To a stirred suspension of Ni(cod)₂ (14 mg, 0.05 mmol) in THF (2.5 mL) was added DBU (0.37 mL, 2.5 mmol) at 0 °C. The suspension was frozen in a liquid nitrogen bath and evacuated. A balloon filled with CO₂ was attached to the flask, and the frozen mixture was slowly thawed. To this suspension was added a solution of 1a (54 mg, 0.25 mmol) in degassed THF (2.5 mL) and Me₂Zn (1.0 M solution in hexane, 0.75 mL, 0.75 mmol) at 0 °C. After the mixture had been stirred at ambient temperature for 3 h, 10% HCl aq was added at 0 °C, and the aqueous layer was extracted with EtOAc. The combined organic layers were washed with brine, dried over Na₂SO₄, and concentrated in vacuo. The residue was treated with diazomethane according to the standard procedure. The obtained crude material was purified by silica gel column chromatography to afford 3a (64 mg, 76%).

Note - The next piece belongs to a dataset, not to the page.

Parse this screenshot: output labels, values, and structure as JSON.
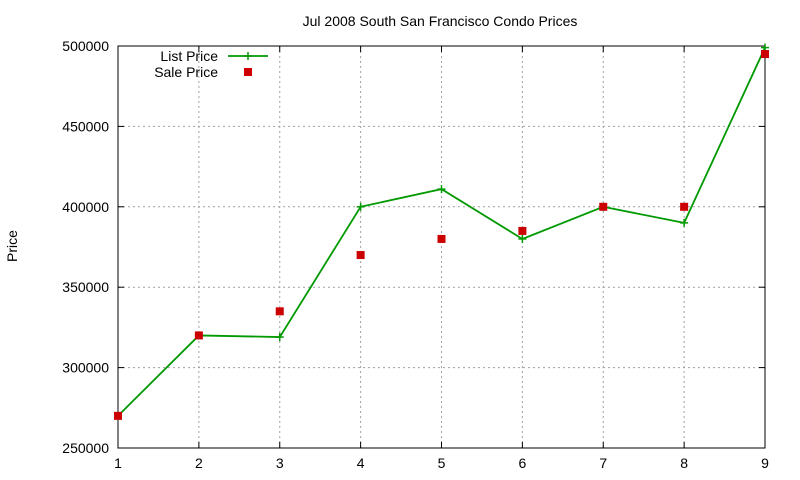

IR (neat): 2951, 1739, 1723, 1602, 1216 cm^-1. ¹H NMR (400 MHz, CDCl₃): δ = 0.15 (s, 9 H), 1.90-1.99 (m, 1 H), 2.21-2.27 (m, 1 H), 2.61 (t, J = 7.6 Hz, 2 H), 3.54 (t, J = 7.2 Hz, 1 H), 3.68 (s, 3 H), 3.74 (s, 3 H), 6.32 (s, 1 H), 7.16-7.22 (m, 3 H), 7.26-7.30 (m, 2 H). ¹³C NMR (100 MHz, CDCl₃): δ = -0.12, 33.24, 33.80, 49.62, 51.73, 52.11, 125.81, 128.17, 128.24, 141.00, 143.92, 145.78, 166.77, 173.15. Anal. Calcd for C₁₈H₂₆O₄Si: C, 64.64; H, 7.83. Found: C, 64.80; H, 7.93.